Not long ago, China’s four major regulators conducted a joint regulatory interview with Ant Group’s top executives three days before the company’s IPO and called an emergency halt to the listing. The relevant parties recently “wielded the knife” at Ant again, interviewing the group and putting forward Ant’s four major problems and five major rectification requirements.
The People’s Bank of China (PBOC) issued a notice on December 24, saying that the bank, together with the China Banking and Insurance Regulatory Commission (CBIRC), China Securities Regulatory Commission (CSRC) and State Administration of Foreign Exchange (SAFE), interviewed Ant Group for the second time. Pan Gongsheng, deputy governor of the People’s Bank of China, responded to media questions on behalf of the four departments on the interview on the 26th, disclosing that Ant had unsound governance mechanisms, illegal regulatory arbitrage, use of dominant market position to exclude peer operators, and damage to the legitimate rights and interests of consumers.
Ant has four problems, to five rectification?
In an interview with our reporter, Wang Jian, a senior economic media personality in the United States, described the Chinese official’s accusations against Ant as unreasonable, arguing that the authorities were merely looking for excuses and “showing off their muscles.

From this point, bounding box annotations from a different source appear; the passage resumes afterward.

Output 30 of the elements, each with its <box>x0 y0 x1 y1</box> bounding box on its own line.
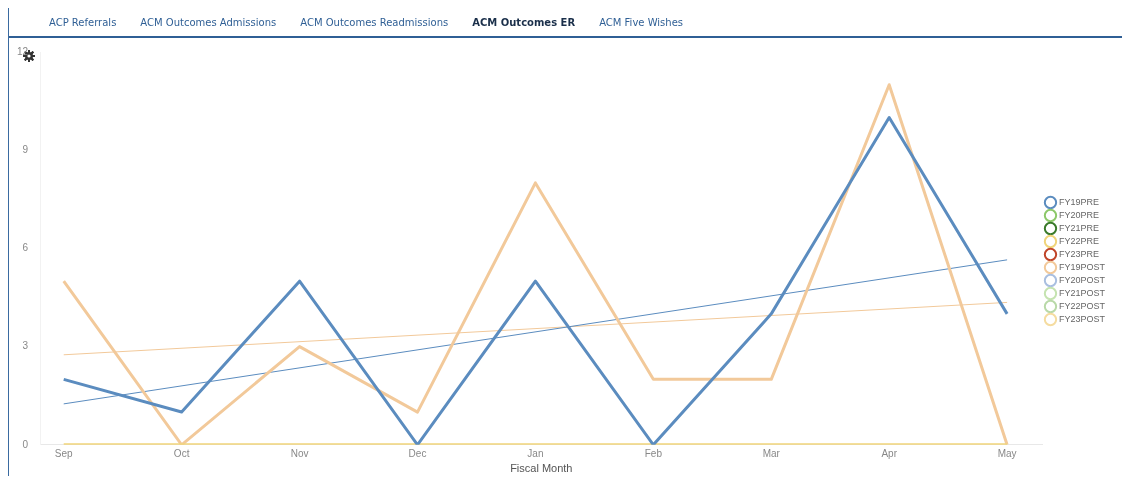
text: ACM Outcomes ER <box>472 16 576 28</box>
text: ACM Outcomes Readmissions <box>300 16 449 28</box>
text: ACM Outcomes Admissions <box>140 16 277 28</box>
x-tick-label: Dec <box>408 447 427 459</box>
legend-label: FY23PRE <box>1058 248 1100 259</box>
text: ACM Five Wishes <box>599 16 683 28</box>
x-tick-label: May <box>997 447 1017 459</box>
y-tick-label: 9 <box>22 143 29 155</box>
y-tick-label: 12 <box>17 45 29 57</box>
x-tick-label: Sep <box>54 447 74 459</box>
y-tick-label: 6 <box>22 242 29 254</box>
x-tick-label: Feb <box>644 447 663 459</box>
legend-label: FY23POST <box>1058 313 1106 324</box>
legend-label: FY21POST <box>1058 287 1106 298</box>
legend-label: FY22PRE <box>1058 235 1100 246</box>
y-tick-label: 0 <box>22 438 29 450</box>
legend-label: FY20POST <box>1058 274 1106 285</box>
legend-label: FY19PRE <box>1058 196 1100 207</box>
legend-label: FY20PRE <box>1058 209 1100 220</box>
x-tick-label: Nov <box>290 447 309 459</box>
legend-label: FY21PRE <box>1058 222 1100 233</box>
x-tick-label: Oct <box>173 447 190 459</box>
legend-label: FY19POST <box>1058 261 1106 272</box>
x-tick-label: Jan <box>527 447 544 459</box>
x-axis-title: Fiscal Month <box>510 462 573 475</box>
legend-label: FY22POST <box>1058 300 1106 311</box>
x-tick-label: Apr <box>881 447 898 459</box>
text: ACP Referrals <box>49 16 117 28</box>
x-tick-label: Mar <box>762 447 781 459</box>
y-tick-label: 3 <box>22 340 29 352</box>
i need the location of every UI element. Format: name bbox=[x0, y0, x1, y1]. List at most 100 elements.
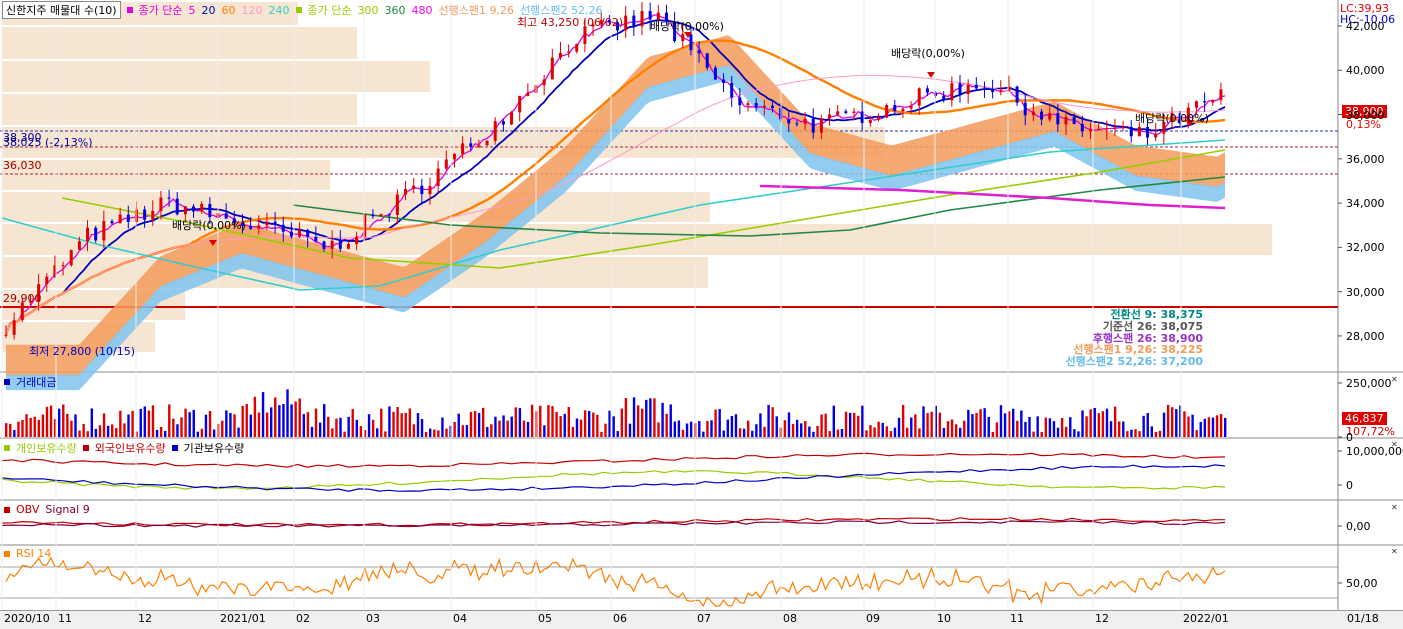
volume-bar bbox=[490, 424, 493, 437]
candle-body bbox=[1080, 123, 1084, 132]
volume-bar bbox=[1024, 421, 1027, 437]
volume-bar bbox=[1040, 431, 1043, 437]
volume-bar bbox=[208, 411, 212, 437]
volume-bar bbox=[339, 417, 342, 437]
panel-close-icon[interactable]: ✕ bbox=[1391, 547, 1398, 556]
volume-bar bbox=[857, 415, 860, 437]
volume-bar bbox=[624, 398, 628, 437]
candle-body bbox=[1023, 102, 1027, 116]
volume-bar bbox=[714, 409, 717, 437]
dividend-label-2: 배당락(0,00%) bbox=[891, 47, 965, 60]
volume-bar bbox=[457, 413, 460, 437]
candle-body bbox=[550, 57, 554, 80]
candle-body bbox=[942, 95, 946, 101]
volume-bar bbox=[1032, 431, 1035, 437]
panel-close-icon[interactable]: ✕ bbox=[1391, 375, 1398, 384]
ma5-label: 5 bbox=[188, 3, 196, 17]
candle-body bbox=[607, 20, 611, 23]
volume-bar bbox=[286, 389, 289, 437]
volume-profile-bar bbox=[2, 61, 430, 92]
candle-body bbox=[387, 214, 391, 216]
volume-bar bbox=[1065, 426, 1068, 437]
volume-bar bbox=[726, 419, 730, 437]
volume-bar bbox=[180, 417, 183, 437]
volume-bar bbox=[233, 414, 236, 437]
volume-bar bbox=[310, 426, 314, 437]
volume-bar bbox=[832, 405, 836, 437]
volume-tick-label: 250,000 bbox=[1346, 377, 1392, 390]
volume-bar bbox=[1187, 416, 1190, 437]
volume-bar bbox=[502, 415, 505, 437]
volume-bar bbox=[567, 406, 571, 437]
volume-bar bbox=[1179, 405, 1182, 437]
ma240-label: 240 bbox=[268, 3, 290, 17]
candle-body bbox=[45, 276, 49, 285]
volume-bar bbox=[881, 422, 884, 437]
candle-body bbox=[126, 214, 130, 223]
volume-bar bbox=[151, 405, 155, 437]
lc-label: LC:39,93 bbox=[1340, 2, 1390, 15]
candle-body bbox=[1186, 107, 1190, 124]
candle-body bbox=[167, 197, 171, 199]
panel-close-icon[interactable]: ✕ bbox=[1391, 440, 1398, 449]
volume-bar bbox=[767, 404, 770, 437]
volume-bar bbox=[1105, 408, 1109, 437]
rsi-tick-label: 50,00 bbox=[1346, 577, 1378, 590]
volume-bar bbox=[771, 407, 774, 437]
volume-bar bbox=[873, 427, 876, 437]
volume-bar bbox=[922, 406, 925, 437]
volume-bar bbox=[1134, 429, 1137, 437]
stock-title[interactable]: 신한지주 매물대 수(10) bbox=[2, 1, 121, 19]
volume-bar bbox=[221, 420, 224, 437]
candle-body bbox=[681, 34, 685, 42]
volume-bar bbox=[539, 405, 542, 437]
volume-bar bbox=[661, 402, 664, 437]
volume-bar bbox=[1056, 427, 1060, 437]
volume-bar bbox=[816, 425, 819, 437]
volume-bar bbox=[600, 431, 603, 437]
volume-bar bbox=[408, 408, 412, 437]
candle-body bbox=[599, 20, 603, 25]
price-tick-label: 38,000 bbox=[1346, 108, 1385, 122]
volume-bar bbox=[278, 405, 281, 437]
candle-body bbox=[787, 119, 791, 124]
volume-bar bbox=[1012, 408, 1015, 437]
volume-bar bbox=[812, 431, 815, 437]
volume-bar bbox=[1175, 409, 1178, 437]
volume-bar bbox=[869, 425, 872, 437]
candle-body bbox=[485, 140, 489, 146]
x-tick-label: 05 bbox=[538, 612, 552, 625]
x-tick-label: 03 bbox=[366, 612, 380, 625]
price-tick-label: 28,000 bbox=[1346, 329, 1385, 343]
volume-bar bbox=[1195, 430, 1198, 437]
candle-body bbox=[420, 185, 424, 195]
ichimoku-cloud-orange bbox=[6, 35, 1225, 376]
volume-bar bbox=[914, 414, 917, 437]
candle-body bbox=[958, 83, 962, 95]
dividend-arrow-icon bbox=[1186, 120, 1194, 126]
dividend-arrow-icon bbox=[927, 72, 935, 78]
candle-body bbox=[1146, 126, 1150, 138]
volume-bar bbox=[620, 408, 624, 437]
volume-bar bbox=[1007, 411, 1011, 437]
obv-tick-label: 0,00 bbox=[1346, 520, 1371, 533]
volume-bar bbox=[730, 415, 734, 437]
volume-bar bbox=[355, 419, 359, 437]
candle-body bbox=[656, 12, 660, 20]
volume-bar bbox=[1089, 409, 1092, 437]
candle-body bbox=[379, 214, 383, 217]
candle-body bbox=[110, 221, 114, 224]
volume-bar bbox=[37, 419, 41, 437]
x-tick-label: 02 bbox=[296, 612, 310, 625]
volume-profile-bar bbox=[2, 127, 885, 158]
candle-body bbox=[4, 334, 8, 336]
volume-bar bbox=[270, 407, 273, 437]
candle-body bbox=[12, 320, 16, 335]
panel-close-icon[interactable]: ✕ bbox=[1391, 503, 1398, 512]
candle-body bbox=[461, 143, 465, 154]
volume-bar bbox=[1166, 404, 1170, 437]
span1-label: 선행스팬1 9,26 bbox=[438, 4, 514, 17]
candle-body bbox=[28, 301, 32, 303]
candle-body bbox=[966, 84, 970, 95]
volume-bar bbox=[983, 408, 986, 437]
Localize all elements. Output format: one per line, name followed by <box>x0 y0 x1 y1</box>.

“Ant and Alibaba are very big companies, they will have compliance departments, that is, specializing in government laws and regulations, and now (the authorities) say they are driving without a license? Another interview is to caution the world, such a large company I have to whole, others are honest.”
At the same time, Pan Gongsheng also said that the central government has recently made a series of important deployments to strengthen anti-monopoly and prevent disorderly expansion of capital, Ant Group must integrate corporate development into the overall national development, and effectively assume corporate social responsibility, requiring Ant to carry out five rectification, including the return to the origin of payment; legal and compliant operation of personal credit business; the establishment of a financial holding company in accordance with the law; rectification of illegal credit, insurance, wealth management and other financial activities; there is also compliance with the securities fund business.
Wang Jian told reporters that in recent years, Internet capital has been infiltrating traditional industries, moving the “cheese” of the Chinese government, which led to Ant being the focus of “attention” by the Chinese government.
“Now China’s Internet capital like Tencent, Alibaba, Jingdong, they have the advantages of capital, technology, management, market, when he penetrated the traditional industry, encountered the government’s ‘biological son’ state-owned enterprises. Then the government must step in and crack down on Ma, Ali, to warn these Internet capital, you can only keep in your Internet field, do not expand to the traditional field, or you will become the next Ma Yun.”
Authorities lose patience with Jack Ma?
Chinese officials have recently been “taking shots” at China’s Internet giants and have turned their guns on Alibaba and Ant Group, causing Jack Ma, founder of Alibaba and the de facto controller of Ant Group, to experience a painful fall from his high horse in just two months.
Earlier reports in the New York Times and Bloomberg mentioned that Chinese officials have long been alerted to the Internet giant’s growing threat to the authorities’ most valued political and financial stability, and have also long lost patience with Ma for daring to challenge authority.
Some analysts say that under the banner of “safeguarding public interests,” Beijing authorities are in fact using political tactics to silence the owners of leading companies and private firms, demanding that they “listen to the Party and follow it.
And just after Ant’s IPO fell through, Chinese President Xi Jinping released a clear political message that his ideal capitalist should put national interests ahead of business interests by visiting a museum featuring Zhang Jian, an industrialist from the early Qing Dynasty.
According to U.S.-based political and economic analyst Qin Peng, the trigger for the Ant’s “targeting” was Ma’s comments at a financial summit in October this year.
“At that time (Ma) criticized China’s financial regulation in a mess. This is a very sensitive nerve (authorities), financial stability can be directly said to affect the people in power can not sit stable problem.”
Private companies to be “nationalized”?
To add insult to injury, China’s State Administration of Market Supervision earlier issued the first anti-monopoly fines against three companies, including Alibaba, and then announced a case to investigate Alibaba’s alleged monopoly on the same day it interviewed Ant again.
According to the news from the financial sector, the central government intends to “dismember” Alibaba and Ant, splitting all independent businesses into new independent companies, with Ali and Ant retaining a controlling stake in each business company, but having to open up each business to state-owned enterprises. The Internet giants will be completely “nationalized” by the government in the name of “anti-monopoly”.
The New York Times also reported that China’s biggest domestic monopolies are not technology companies, but state-owned companies that dominate banking, finance, telecommunications, electricity and other basic industries.
A Sina.com user commented, “Of all the types of monopolies, it is only the forced restriction of market access that really hinders technological progress and economic efficiency. In fact, the real exploitation comes from power, not capital”.
Qin Peng also said that if the state capital into Alibaba or Ant, although it may only account for a very small part, “the Chinese government has a say, because if you move state assets, you will be branded as embezzling state assets, and occupy a seat on the board of directors, for further regulation in different areas, a lot of things can be done.”